In parallelo, il Palais des Festivals ospita la “Semaine internationale de la critique” (18-26 maggio) selezione di sette lunghi e sette corti di nuovi autori; la “Quinzaine des Réalisateurs” (18-28 maggio) selezione di film del mondo; “Cannes Cinéphiles” (17-28 maggio) in tre sale cittadine passano i film del festival.
ue mostre, “Observations sur les marches à Cannes”, foto “divistiche” di Stéphane Kossman ; un’inedita sui disegni erotici (più i quadri) di Sergei Eisenstein (a parte, proiezione di “Ottobre”, 1927; “Il prato di Bezhin”, 1937; “Alexander Nevski”, 1938).
Cannes, non solo Croisette
E poi c’è Cannes, al di là della vetrina e delle vetrine. Un luogo piacevole da visitare, che conserva traccia delle sue storie.
La geografia è quella del massiccio dell’Esterel a ovest, con le colline Californie e Croix des Gardes a fare da anfiteatro; sullo sfondo le Alpi Marittime, le isole di Lérins, Saint Honorat e Sainte Marguerite; di fronte, il mare del Golfo de la Napoule a dare carattere azzurro al tutto.
Se la Croisette e la Rue d’Antibes (la sua parallela, anche in senso di uso, vetrina di celebri boutique, profumerie, gioiellerie, abbigliamento, fiorai, pasticcerie e salon de thé) sono in servizio permanente per l’esposizione del lusso e suoi derivati, hotel compresi, la rue Meynadier ha un aspetto più “cittadino”, con formaggiai, salumai, artigiani.

È comunque nel vecchio centro che si può trovare ancora un certo carattere provenzale, l’impronta del vecchio villaggio di pescatori. Basta scegliere le stradine del Suquet, il mercato Forville (contadini e pescatori che vendono la loro merce), il “quai” Saint Pierre. Come diceva Gilbert Bécaud: « il y a tout au long des marchés de Provence… ».
E poi i ristorantini (bouillabaisse, aïoli, ratatouille) che ne danno un’interpretazione.
Al Suquet, sulle alture cittadine, nelle rovine del castello medievale dei monaci di Lérins, c’è il Musée de la Castre.
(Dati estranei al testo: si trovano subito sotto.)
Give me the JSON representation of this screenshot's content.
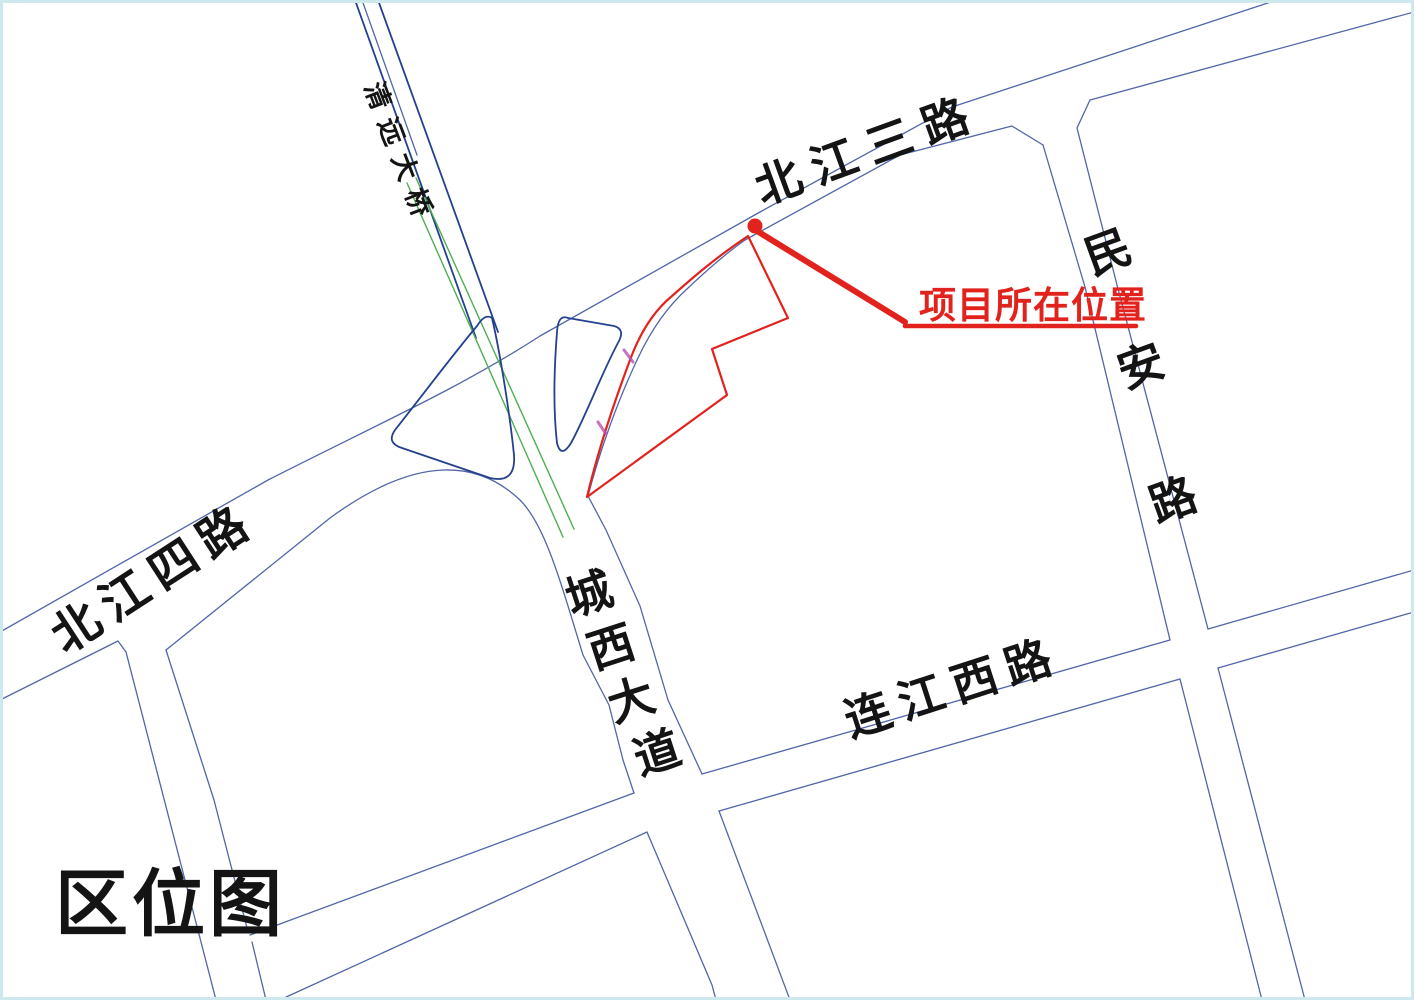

Le collezioni del barone Lycklama di antichità (mediterranee) arte primitiva (ceramiche precolombiane) etnografia, viaggio (arte e oggetti di Oceania, Himalaya, Americhe). Nella cappella Sant’Anna (XII secolo) ci sono strumenti musicali di tutto il mondo e, nelle sale, la pittura provenzale dell’Ottocento, con paesaggi di Cannes e di tutta la “French Riviera”.
Da segnalare ancora la Galleria Malmaison (Croisette 47), che offre 160 incisioni di André Masson (acqueforti, acquatinta, litografia).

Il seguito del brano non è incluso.